昔はチーズ嫌いの方でも、オランダ(必ずしもオランダだけに限りませんが)に来てチーズをいろいろ食べてみて、チーズとはこんなに美味しいものだったのかと思わずうなってしまった方が意外に多かったのではないでしょうか。ヨーロッパ各国それぞれの特徴のあるチーズがありますが、フランスなどのソフトタイプよりも、オランダはどちらかというと固めのハードチーズ・セミハードチーズが主流です。私も、それまでは日本の乳業メーカーが作っているいわゆるプロセスチーズというものしか馴染みがなかったせいか、あまり美味しいとは感じていませんでした。しかし、オランダをはじめヨーロッパでは普通のスーパーで売っているナチュラルチーズはたとえ安いものでも美味しいものが多いのです。
チーズの歴史の差は致し方ありませんが、あまり美味しくなくチーズらしくないもの(?)をチーズという名前で覚えこんでいたとしたら、それはチーズに失礼というものかもしれません。奈良時代、日本でも醍醐というチーズに近いものがあったと文献にはありますが、その後は一般的な食品としては継承されず、醍醐味とかの言葉として残っているだけです。とても残念に思います。醍醐とは一体どんな味だったのか?

チーズの味はなぜそんなに違うのか?食べ物のことですから、当然人それぞれで嗜好が異なるし、味、香り等はなかなか言葉で表現できませんので困るのですが、一言でいって、食べ比べればすぐに分かるということです。食べ比べない限り、第三者が言葉でいくら説明しても無理というもの。同じ食文化の中にいるはずの日本人同士でも、納豆・くさや・鮒ずしといった発酵食品については意見を異にします。腐敗臭がするといって嫌がる方がおられるかと思うと、この発酵が進んだところが栄養的にも優れているしオツな味覚だと賞賛される方がおられます。
日本では歴史的にも動物性の食品よりも植物性の食品の方が一般的であったがゆえに、みそ・醤油などの発酵臭には何の抵抗がなくてもチーズとなると途端にしり込みするということになるのかもしれません。タンパク質の発酵である以上植物性であれ動物性であれ、それほどの差はないはずなのに、習慣とは恐ろしいものです。

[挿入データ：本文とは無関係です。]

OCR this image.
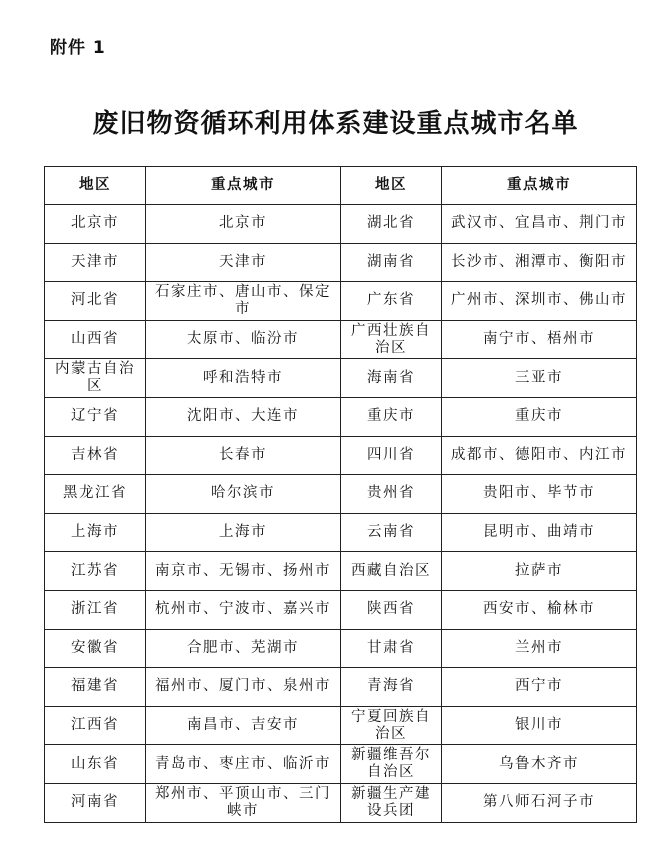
附件 1
废旧物资循环利用体系建设重点城市名单
地区	重点城市	地区	重点城市
北京市	北京市	湖北省	武汉市、宜昌市、荆门市
天津市	天津市	湖南省	长沙市、湘潭市、衡阳市
河北省	石家庄市、唐山市、保定市	广东省	广州市、深圳市、佛山市
山西省	太原市、临汾市	广西壮族自治区	南宁市、梧州市
内蒙古自治区	呼和浩特市	海南省	三亚市
辽宁省	沈阳市、大连市	重庆市	重庆市
吉林省	长春市	四川省	成都市、德阳市、内江市
黑龙江省	哈尔滨市	贵州省	贵阳市、毕节市
上海市	上海市	云南省	昆明市、曲靖市
江苏省	南京市、无锡市、扬州市	西藏自治区	拉萨市
浙江省	杭州市、宁波市、嘉兴市	陕西省	西安市、榆林市
安徽省	合肥市、芜湖市	甘肃省	兰州市
福建省	福州市、厦门市、泉州市	青海省	西宁市
江西省	南昌市、吉安市	宁夏回族自治区	银川市
山东省	青岛市、枣庄市、临沂市	新疆维吾尔自治区	乌鲁木齐市
河南省	郑州市、平顶山市、三门峡市	新疆生产建设兵团	第八师石河子市
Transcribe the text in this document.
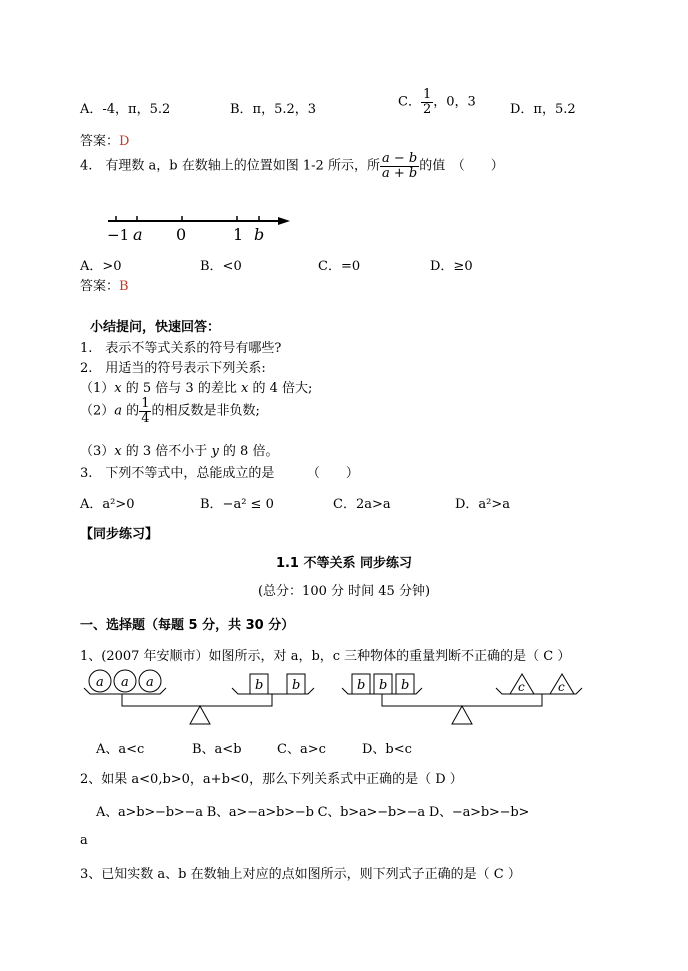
A．-4，π，5.2	B．π，5.2，3	C． $\frac{1}{2}$ ，0，3	D．π，5.2
答案：D
4.　有理数 a，b 在数轴上的位置如图 1-2 所示，所 $\frac{a - b}{a + b}$ 的值　（　　）
−1 a 0	1 b
A．>0	B．<0	C．=0	D．≥0
答案：B
小结提问，快速回答：
1.　表示不等式关系的符号有哪些?
2.　用适当的符号表示下列关系:
（1）x 的 5 倍与 3 的差比 x 的 4 倍大;
（2）a 的 $\frac{1}{4}$ 的相反数是非负数;
（3）x 的 3 倍不小于 y 的 8 倍。
3.　下列不等式中，总能成立的是　　　（　　）
A．a²>0	B．−a² ≤ 0	C．2a>a	D．a²>a
【同步练习】
1.1 不等关系 同步练习
(总分：100 分 时间 45 分钟)
一、选择题（每题 5 分，共 30 分）
1、(2007 年安顺市）如图所示，对 a，b，c 三种物体的重量判断不正确的是（ C ）
a a a	b b	b b b	c	c
A、a<c	B、a<b	C、a>c	D、b<c
2、如果 a<0,b>0，a+b<0，那么下列关系式中正确的是（ D ）
A、a>b>−b>−a B、a>−a>b>−b C、b>a>−b>−a D、−a>b>−b>
a
3、已知实数 a、b 在数轴上对应的点如图所示，则下列式子正确的是（ C ）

ついでに、スイスで有名なチーズフォンデュですが、専門に食べさせるところへ行くと店の中はすごく臭い。ドアを開けただけで、その臭さにガツンとやられた感じがします。でも、人間の鼻は臭さにも意外と早く慣れるもので、しばらくするとあまり気にならなくなります。そればかりか、そのうえで鼻をよく働かせるとその臭さの中に、本来のチーズの香りがするし、またなぜか、くさやを焼いた時の匂いに通ずるようなにおいもするのがわかります。それはともに共通する腐敗臭に近いアミン臭でしょう。タンパク質が分解して(発酵か腐敗か)いろんなアミノ酸に変化することで独特の匂いと一緒においしさが味わえるということです。でも、やはりどうしても嫌なものは嫌か?